62

  • benevolently

    Victor's stress on the term marks it as of particular importance to him and indicates
    that it is also of concern to the novel. With some pathos, Victor will begin the second
    volume by recalling that he had himself "begun life with benevolent intentions" (II:1:1).
    At this point we cannot know how far from disinterested benevolence Victor has strayed.
    In retrospect, however, the novel's readers can easily comprehend why fervent emotions
    would be generated in him by a return to civilized human standards and ethical conduct.

  • 63

  • bestowing on the state sons

    As Walton's first letter opens with an expression of the opposed perspectives of men
    and women (I:L1:1 and note), so this initial paragraph of the first chapter accentuates
    the concern of the patriarchy with replicating itself. Alphonse Frankenstein's sense
    of public purpose is to reproduce himself for the good of the state. By suppressing
    the role of the female in this process, he paradoxically voices what will become his
    son's obsession with creating a new man without the intervention of woman. With that
    creation in mind, however, it does not require of the reader an undue stretching of
    the sense to regard the distinctive tone of this language, so abstracted and clinical,
    as being more characteristic of Victor than of his father.

  • 64

  • bestowing animation upon lifeless matter

    Although not the elixir of life per se (which would give the owner perpetual youth),
    Victor Frankenstein's discovery is related to that fundamental aim of alchemy and
    thus is the culmination of the fascination with the occult sciences that has been
    his ruling passion over the past eight years.

  • 43

  • astonishment of the students

    The condescension Victor so easily adopts toward Professor Krempe here seems to extend
    as well to his peers among the students. Within another chapter we will witness yet
    a further example of how Victor's sense of superiority combines with an almost instinctive
    aversion to those he considers in some sense inferior to him. His observation here
    may thus be intended by Mary Shelley to help prepare us for his sudden rejection of
    the Creature to whom he gives life. Yet it might also be designed to bear a double
    reading: not just that Victor's fellow-students are in awe of his commitment, but
    that they are aware of something neurotic in its intensity.

  • 45

  • at one time for five, and at another for nearly two years

    Justine, we remember from Elizabeth's letter to Victor (I:5:4), had come to imitate
    the expression and demeanor of Caroline Frankenstein. Thus, having lived with the
    Frankenstein family for seven years, which is the age at which William was murdered,
    she has in some sense become a surrogate for his mother who died when William was
    yet an infant. Further in the paragraph, Elizabeth explicitly compares her treatment
    of William as "like [that of] a most affectionate mother."
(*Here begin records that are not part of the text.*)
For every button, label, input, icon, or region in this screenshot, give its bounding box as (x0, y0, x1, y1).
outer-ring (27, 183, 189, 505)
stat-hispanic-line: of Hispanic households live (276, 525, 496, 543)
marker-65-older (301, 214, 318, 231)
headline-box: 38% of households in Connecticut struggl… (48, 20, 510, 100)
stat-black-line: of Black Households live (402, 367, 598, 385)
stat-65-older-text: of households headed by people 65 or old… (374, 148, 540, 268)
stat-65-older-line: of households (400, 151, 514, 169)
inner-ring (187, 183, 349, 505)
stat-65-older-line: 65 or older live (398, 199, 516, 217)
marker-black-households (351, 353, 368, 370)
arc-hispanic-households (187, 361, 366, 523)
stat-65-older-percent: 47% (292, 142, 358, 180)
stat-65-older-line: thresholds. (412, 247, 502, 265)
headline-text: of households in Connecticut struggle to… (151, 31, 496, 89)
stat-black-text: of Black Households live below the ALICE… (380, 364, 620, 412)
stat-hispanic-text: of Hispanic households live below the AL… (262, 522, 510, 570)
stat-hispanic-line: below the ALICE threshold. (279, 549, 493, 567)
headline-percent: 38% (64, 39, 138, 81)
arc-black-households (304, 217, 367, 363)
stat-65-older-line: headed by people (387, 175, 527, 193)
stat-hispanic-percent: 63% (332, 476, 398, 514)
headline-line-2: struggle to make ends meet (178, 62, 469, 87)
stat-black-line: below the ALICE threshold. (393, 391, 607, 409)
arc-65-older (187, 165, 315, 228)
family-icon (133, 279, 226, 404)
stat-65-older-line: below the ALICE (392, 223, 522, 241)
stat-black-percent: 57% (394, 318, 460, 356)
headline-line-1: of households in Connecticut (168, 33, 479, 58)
    This detail, which has no effect on anyone outside the family circle, would seem intended
    by Mary Shelley to insinuate a class bias into the court proceedings. Although Elizabeth
    speaks of her almost as a member of the family, she is not so seen by the judges or
    the populace of Geneva. Whatever the circumstance that separates her from an equality
    with other family members, the important issue is the very principle of separation
    by which she can be socially cast as a scapegoat.

  • 46

  • His daughter attended him

    The novel slides, seamlessly and without calling attention to itself, from Walton's
    nursing Victor Frankenstein back from a state of near-death to Caroline Beaufort's
    attendance on her despondent father in his decline. Such nurturing is a continual
    necessity in Frankenstein and a measure of a character's capacity for sympathy.

  • 47

  • attended on him

    Walton here assumes the position of ministrant that Clerval held during Victor's "nervous
    fever" in Ingolstadt (I:4:17), pointedly an inversion of customary gender roles. Healers
    are accorded a privileged value in this novel, though by no means in the world that
    encompasses its fiction. Justine Moritz's attendance on Victor's mother in her final
    illness earns for her no particular credence from her judges (I:7:10), and his mother,
    contracting scarlet fever from nursing Elizabeth, dies as a result of her good offices
    (I:2:2)

  • 48

  • August 13th

    The actual events of the novel, it is surprising to realize, take place within the
    next month, with Walton's last letter to Margaret Saville (III:WC:21) being dated
    September 7th.

  • 49

  • a wretch

    Justine is the third character, after the Creature (I:4:2 and I:4:3) and Victor (I:4:5
    and I:6:19), to share this appellation. Perhaps, however, she applies it with a nuanced
    difference of meaning from its usage in their circumstances.

  • 50

  • ballots

    These were wooden balls secretly selected by those judging a trial.